After a few minutes of unsettled silence, Katherine
pulled out her notebook and flipped to an empty page.

Zach cast her a quick glance. "What are we
listing this morning?"

"I just wanted to review what we want to
accomplish today so we won't forget to ask something important."

"We only have one question. Did my father get a
vasectomy?"

"And what year did it take place?" she
added, checking off one of the questions she'd come up with the night before. "Plus
we should ask where it was done, if this woman knows, in case we need to check
records. And we might even ask if she knows where your father spent most of
1972 or at least the month when I might have been conceived. Then we should—"

"Kat?"

"What?" she asked, looking up from her list.

"Flexibility can give you an advantage." He
sent her a small, intimate smile that made her toes curl inside her tennis
shoes and made her heart flutter restlessly against her chest. Focusing on her
lists, on her priorities, had kept her from focusing on him, but now she'd gone
and done the unthinkable, made eye contact. And what eye contact.
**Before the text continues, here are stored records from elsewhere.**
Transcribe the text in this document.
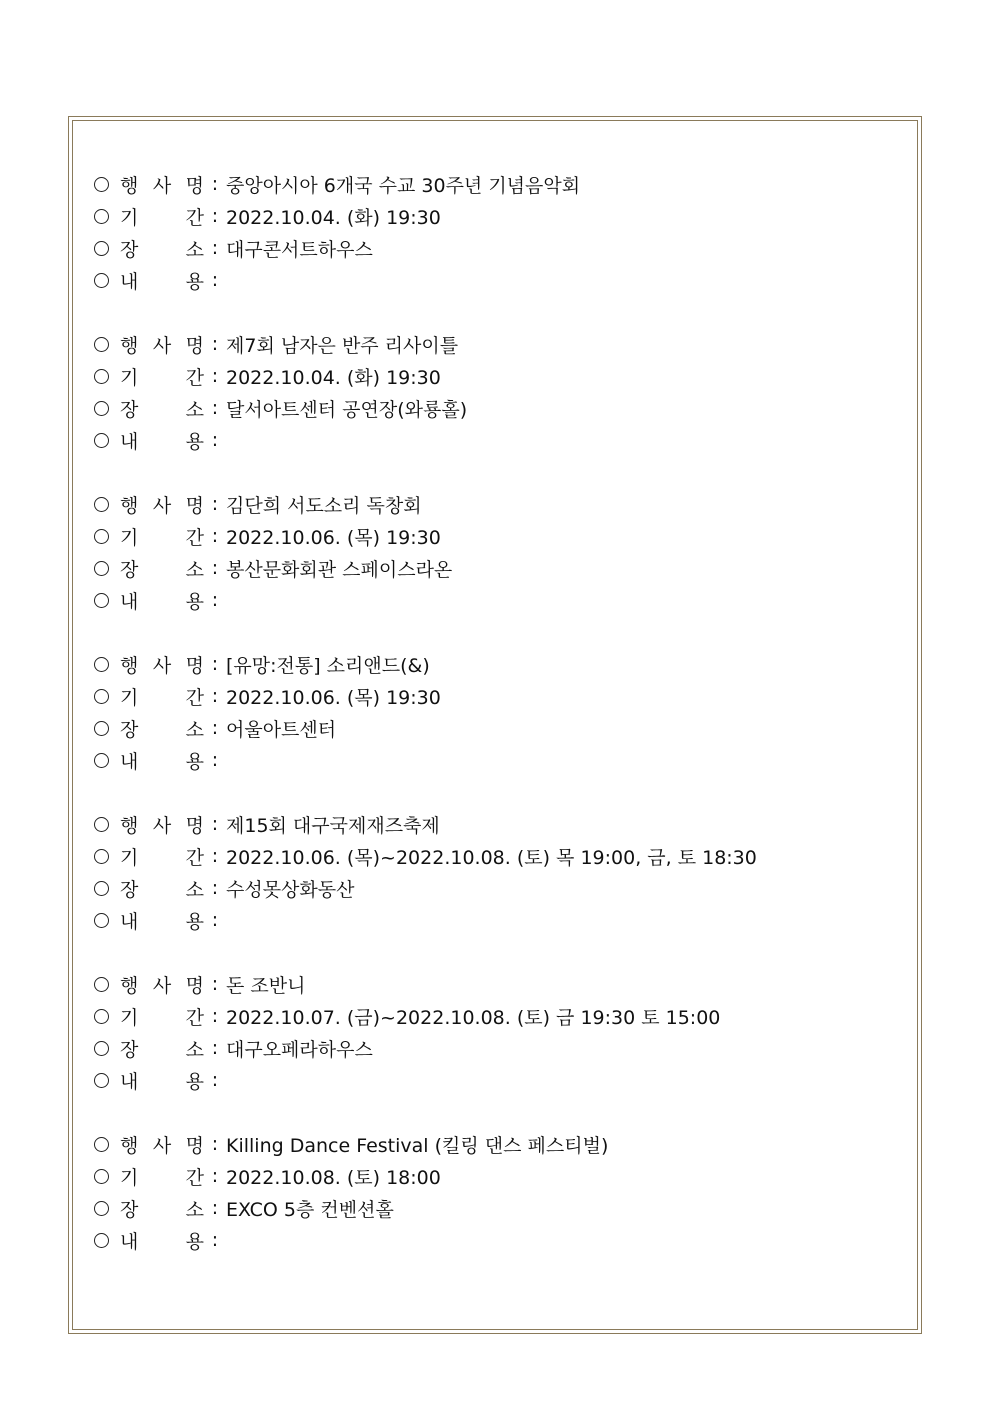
행 사 명 : 중앙아시아 6개국 수교 30주년 기념음악회
기 간 : 2022.10.04. (화) 19:30
장 소 : 대구콘서트하우스
내 용 :
행 사 명 : 제7회 남자은 반주 리사이틀
기 간 : 2022.10.04. (화) 19:30
장 소 : 달서아트센터 공연장(와룡홀)
내 용 :
행 사 명 : 김단희 서도소리 독창회
기 간 : 2022.10.06. (목) 19:30
장 소 : 봉산문화회관 스페이스라온
내 용 :
행 사 명 : [유망:전통] 소리앤드(&)
기 간 : 2022.10.06. (목) 19:30
장 소 : 어울아트센터
내 용 :
행 사 명 : 제15회 대구국제재즈축제
기 간 : 2022.10.06. (목)~2022.10.08. (토) 목 19:00, 금, 토 18:30
장 소 : 수성못상화동산
내 용 :
행 사 명 : 돈 조반니
기 간 : 2022.10.07. (금)~2022.10.08. (토) 금 19:30 토 15:00
장 소 : 대구오페라하우스
내 용 :
행 사 명 : Killing Dance Festival (킬링 댄스 페스티벌)
기 간 : 2022.10.08. (토) 18:00
장 소 : EXCO 5층 컨벤션홀
내 용 :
She had to
force herself to breathe.

"Besides, I'm not very good at following
directions," Zach said.

She was so lost in his eyes, she could barely follow
his words. Fortunately for her, he had to look back at the road and the
connection was broken. She took a deep breath, wondering how this one man could
have such an effect on her. She closed her notebook and set it back in her
purse. "Are we almost there?"

"Almost. I have to warn you that while Churchill
Downs is one of the prettiest tracks in the country, the surrounding
neighborhood is fairly run-down. Horse racing may be the sport of kings, but
only inside the gates."

Katherine nodded, glancing out the windows as he
turned off the highway. As he'd said, the neighborhoods deteriorated as they
got closer to the track, an urban sprawl of small houses and faded lawns that
reminded her of some parts of
Los
Angeles
.

"If you like flowers, you should definitely stick
around to see the
Derby
,"
Zach said, drawing her attention back to him.

"Why?"

"The
Downs
has
its own greenhouses, and the week before the
Derby
, they begin bringing out the flowers to
set up in the paddock and the infield. I think the winner's circle is made up
of something like eight hundred red and white begonias. I don't know the exact
number, but when you see the track on
Derby
day, it's like seeing someone in their Sunday best. It's spectacular."
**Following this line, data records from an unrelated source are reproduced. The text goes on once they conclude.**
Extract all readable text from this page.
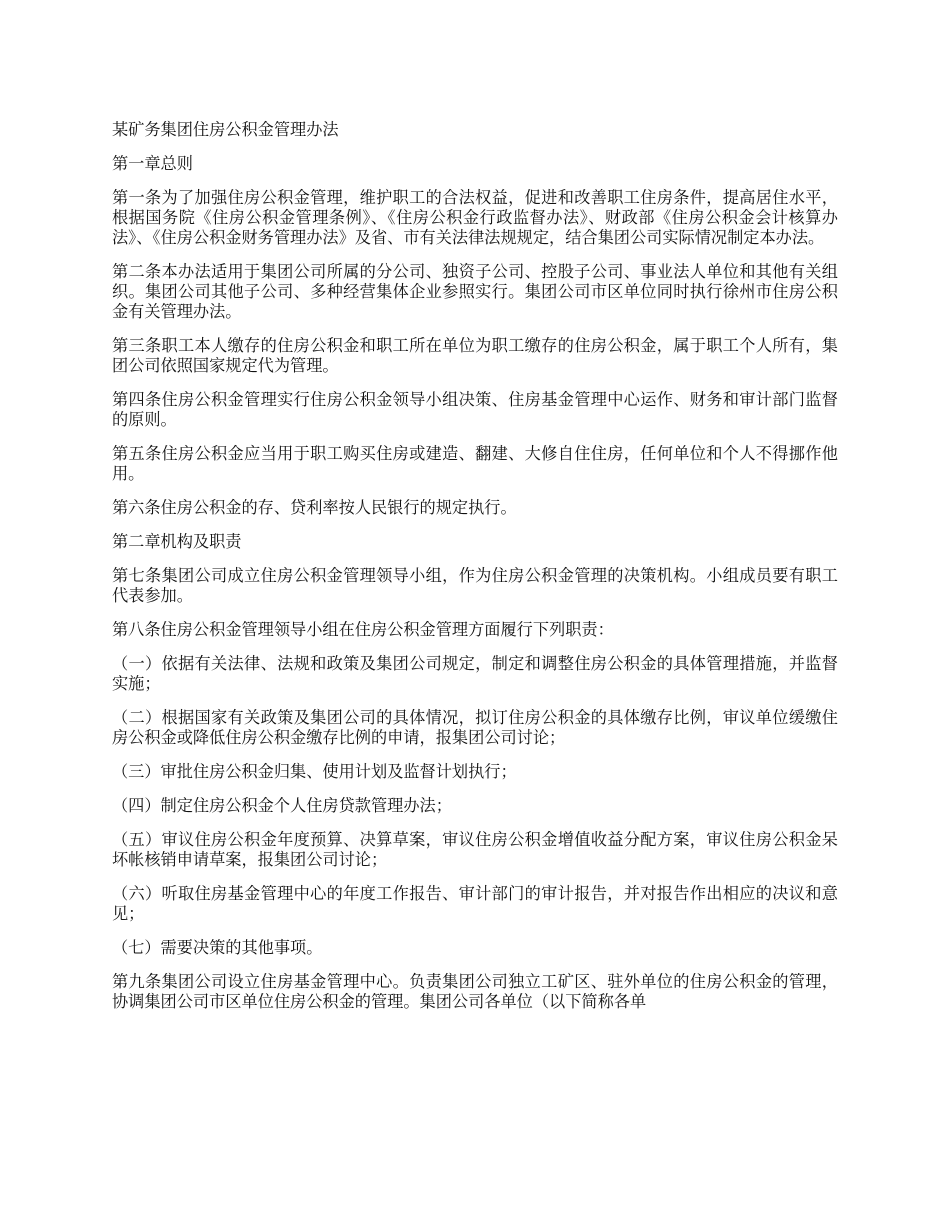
某矿务集团住房公积金管理办法

第一章总则

第一条为了加强住房公积金管理，维护职工的合法权益，促进和改善职工住房条件，提高居住水平，根据国务院《住房公积金管理条例》、《住房公积金行政监督办法》、财政部《住房公积金会计核算办法》、《住房公积金财务管理办法》及省、市有关法律法规规定，结合集团公司实际情况制定本办法。

第二条本办法适用于集团公司所属的分公司、独资子公司、控股子公司、事业法人单位和其他有关组织。集团公司其他子公司、多种经营集体企业参照实行。集团公司市区单位同时执行徐州市住房公积金有关管理办法。

第三条职工本人缴存的住房公积金和职工所在单位为职工缴存的住房公积金，属于职工个人所有，集团公司依照国家规定代为管理。

第四条住房公积金管理实行住房公积金领导小组决策、住房基金管理中心运作、财务和审计部门监督的原则。

第五条住房公积金应当用于职工购买住房或建造、翻建、大修自住住房，任何单位和个人不得挪作他用。

第六条住房公积金的存、贷利率按人民银行的规定执行。

第二章机构及职责

第七条集团公司成立住房公积金管理领导小组，作为住房公积金管理的决策机构。小组成员要有职工代表参加。

第八条住房公积金管理领导小组在住房公积金管理方面履行下列职责：

（一）依据有关法律、法规和政策及集团公司规定，制定和调整住房公积金的具体管理措施，并监督实施；

（二）根据国家有关政策及集团公司的具体情况，拟订住房公积金的具体缴存比例，审议单位缓缴住房公积金或降低住房公积金缴存比例的申请，报集团公司讨论；

（三）审批住房公积金归集、使用计划及监督计划执行；

（四）制定住房公积金个人住房贷款管理办法；

（五）审议住房公积金年度预算、决算草案，审议住房公积金增值收益分配方案，审议住房公积金呆坏帐核销申请草案，报集团公司讨论；

（六）听取住房基金管理中心的年度工作报告、审计部门的审计报告，并对报告作出相应的决议和意见；

（七）需要决策的其他事项。

第九条集团公司设立住房基金管理中心。负责集团公司独立工矿区、驻外单位的住房公积金的管理，协调集团公司市区单位住房公积金的管理。集团公司各单位（以下简称各单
"I wouldn't have thought you noticed anything but
the horses," she teased.

He tipped his head. "Well, the flowers I'm most
interested in are the roses that will be draped around Rogue's neck when he wins
the
Derby
."

"Pretty sure of yourself, aren't you?"

"I know what I've got."

"Isn't the
Derby
the biggest race of the year? Couldn't you have picked a smaller dream?"

"Only the big ones count."

"I've always admired people who go for broke. Like
those little gymnasts in the Olympics who train every second of every day for
years and years and then it's all over in one vault, one floor exercise, one
mistake, one moment of brilliance. I can't imagine investing myself in anything
like that."

"Can't you?" Zach asked. "Isn't that
what you're doing right now? You've set a pretty high bar in trying to find
your father. There's a good chance you won't make it over, but that hasn't
stopped you from trying. I'd say that takes some guts. I'm not sure what it
says about your brain, but folks think I'm crazy, too."